# PS/2 keyboard problem after upgrade to 12.2p3 / xorg 7.7.3



## jsika (Feb 22, 2021)

Hello,
please could you help me to resolve my issue with PS/2 keyboard? After upgrade from source, recompiling everything, xterm u/twm shows wrong characters - it seems problem with UTF-8, if so, where to set it up? I include display.conf - the last section I added recently, but no effect.

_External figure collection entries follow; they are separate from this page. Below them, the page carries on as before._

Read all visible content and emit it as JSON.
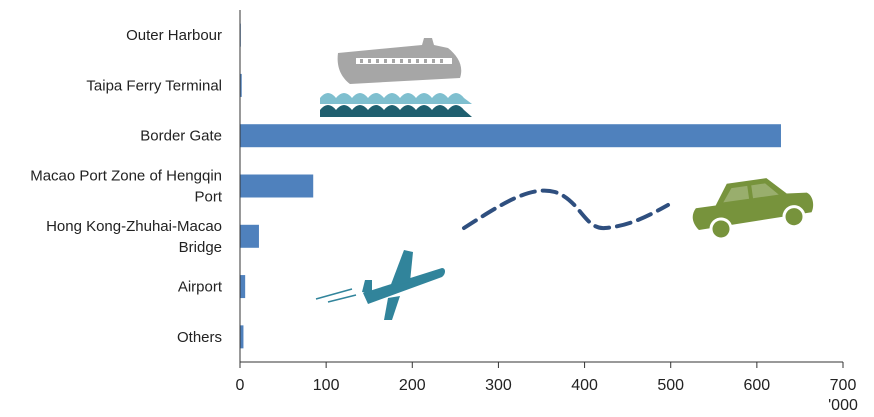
{
  "chart_data": {
    "type": "bar",
    "orientation": "horizontal",
    "categories": [
      [
        "Outer Harbour"
      ],
      [
        "Taipa Ferry Terminal"
      ],
      [
        "Border Gate"
      ],
      [
        "Macao Port Zone of Hengqin",
        "Port"
      ],
      [
        "Hong Kong-Zhuhai-Macao",
        "Bridge"
      ],
      [
        "Airport"
      ],
      [
        "Others"
      ]
    ],
    "values": [
      0,
      2,
      628,
      85,
      22,
      6,
      4
    ],
    "x_ticks": [
      "0",
      "100",
      "200",
      "300",
      "400",
      "500",
      "600",
      "700"
    ],
    "xlim": [
      0,
      700
    ],
    "x_unit": "'000",
    "grid": false,
    "bar_color": "#4f81bd",
    "illustrations": {
      "ferry_icon": "ferry-icon",
      "car_icon": "car-icon",
      "airplane_icon": "airplane-icon",
      "colors": {
        "ferry": "#a6a6a6",
        "wave_light": "#7fbfcf",
        "wave_dark": "#1f5f6f",
        "car": "#77933c",
        "plane": "#31849b",
        "path": "#2f4f7f"
      }
    }
  }
}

Or should I disable EVDEV from the kernel and recompile? The strange fact is, that after binary upgrade to 12.1, everything continued working well under KDE. I have Intel deskboard, Core 2 Duo.


----------



## SirDice (Feb 22, 2021)

Start with removing that xorg.conf, you don't need it. Make sure you have x11-drivers/xf86-input-libinput installed. Then look in /var/log/Xorg.0.log.


----------



## jsika (Feb 26, 2021)

Thanks, it worked. I am in TWM, now going to KDE...


----------



## Mjölnir (Feb 26, 2021)

Please write a short follow-up if you succeeded with KDE or not.


----------



## jsika (Mar 7, 2021)

Mjölnir said:


> Please write a short follow-up if you succeeded with KDE or not.


So I'm back - let me share my experience on Intel board w/Core 2 Duo @2.6 GHz.

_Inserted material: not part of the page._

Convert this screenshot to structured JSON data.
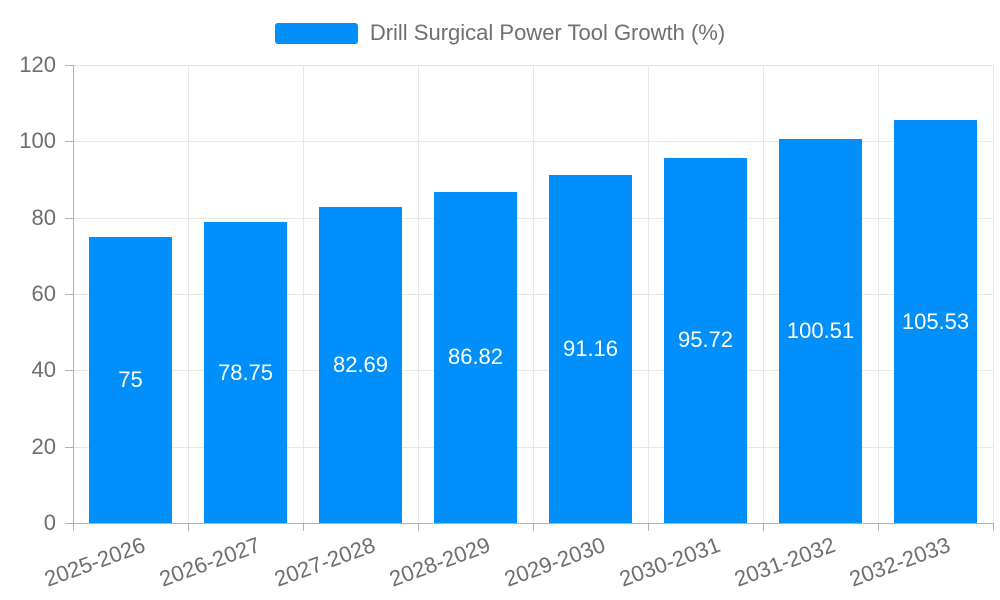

World: 9 hours, compiles well.
Kernel: 20 minutes, OK.

XORG: various hours.
CDS: compiles fast, still doesn't work, but it wants - maybe some cfg problem.
GNOME: various hours. Works much better than before, however it's heavyweight and not so practical for me. Hangs almost always when I log out back to the console. But now it's usable.
CHROMIUM: more than 1 day I think, finally seems like broken port and did not work yet, will try again later.
FIREFOX: various hours, did not finish, however I tried it again after KDE and it compiles without error. Great, it works!
KDE (5.20.12.2): 2 days! Compiles without problems.

As indicated by SirDice, I had to delete cfg file with display settings to make work the XORG, BTW my desktop had KDE widgets, that seem not to work anymore, so I had to delete all of my local config files. It looks like only ~/.config directory was the problem. When I reinsert "Memory Usage", for example, it hangs, letting you a black screen with mouse cursor only and does not start until you delete or recover previous copy of ~/.config directory. Especially, "Network Usage" widget is missing much.

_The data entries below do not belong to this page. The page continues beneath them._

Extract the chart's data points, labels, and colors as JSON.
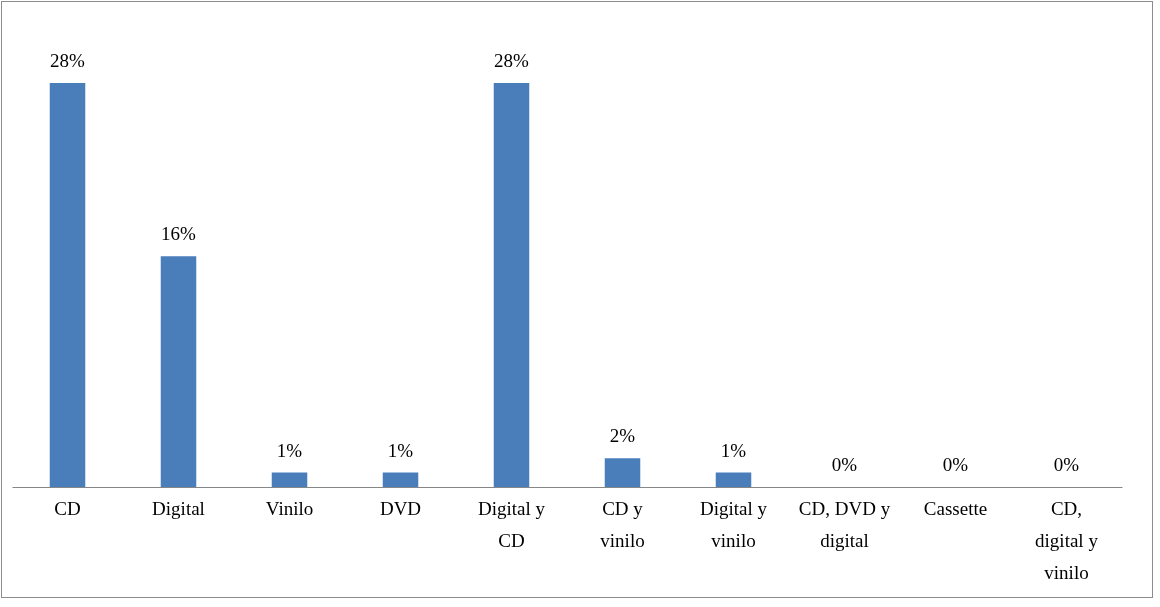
{
  "chart_data": {
    "type": "bar",
    "categories": [
      "CD",
      "Digital",
      "Vinilo",
      "DVD",
      "Digital y CD",
      "CD y vinilo",
      "Digital y vinilo",
      "CD, DVD y digital",
      "Cassette",
      "CD, digital y vinilo"
    ],
    "values": [
      28,
      16,
      1,
      1,
      28,
      2,
      1,
      0,
      0,
      0
    ],
    "value_labels": [
      "28%",
      "16%",
      "1%",
      "1%",
      "28%",
      "2%",
      "1%",
      "0%",
      "0%",
      "0%"
    ],
    "color": "#4a7ebb"
  }
}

When run for the first time, "KDE crash handler crashed" welcome message makes you fear, but after restart it does not appear anymore. The good thing is that now, KDE is lightweight, stable and faster, with less error messages when logging out back to the console, but sometimes it hang similarly like Gnome. Sleep mode seems to fail, too.

It now seems to use only one core when compiling ports, but in 12.0 I think it was using both. FreeBSD is detecting correctly the two cores I have. Should I use make -j 2? I read somewhere that I should not.


----------



## Mjölnir (Mar 7, 2021)

If the parallel build fails but a non-parallel succeeds, it's clear that there's either an error in the Makefile rules, or in rare cases the hardware is too weak (too less RAM + swap).

Thus yes, use parallel build with make(1) option `-j $(( N * `sysctl -n hw.ncpu` + 1 ))`, one more than you have CPU cores (incl. virtual; i.e. N=1 for SMT=2, w/o SMT you can give a factor N=2 to the #core).  This will keep your cores busy.  Other formulas are reasonable as well, it depends & varies for the hardware & workload.  In general, there will always be at least one driving thread, therefore the "+ 1".


----------



## jsika (Mar 7, 2021)

Mjölnir said:


> If the parallel build fails but a non-parallel succeeds, it's clear that there's either an error in the Makefile rules, or in rare cases the hardware is too weak (too less RAM + swap).
> 
> Thus yes, use parallel build with make(1) option `-j $(( N * `sysctl -n hw.ncpu` + 1 ))`, one more than you have CPU cores (incl. virtual; i.e. N=1 for SMT=2, w/o SMT you can give a factor N=2 to the #core).  This will keep your cores busy.  Other formulas are reasonable as well, it depends & varies for the hardware & workload.  In general, there will always be at least one driving thread, therefore the "+ 1".


Yes, now I understand. Higher number of cores requires more work for the controlling thread, but it has no sense in case of my double core. So the formula prints correctly -j 3.

With my 2 GiB only and 7.2 GiB swap, it spends no more than a half, when doing nothing else.


----------



## Mjölnir (Mar 7, 2021)

The point is to find a balance between keeping the cores busy and avoiding cache misses that go up with too many threads running in parallel.  Personally, I don't care much if a _buildword_ + a bunch of ports(7) takes 50h or 70h, since I let it run `\nohup nice make ... &` in the background, and I have `sysrc powerd_flags+=" -N"`, thus the build's load doesn't affect my desktop activity too much, and the fan stays quite.  You can additionally allow your user to set idle priority (`sysctl -d security.bsd.unprivileged_idprio`) and let the build run via idprio(1).  Then the system will keep beeing 100% responsive.


----------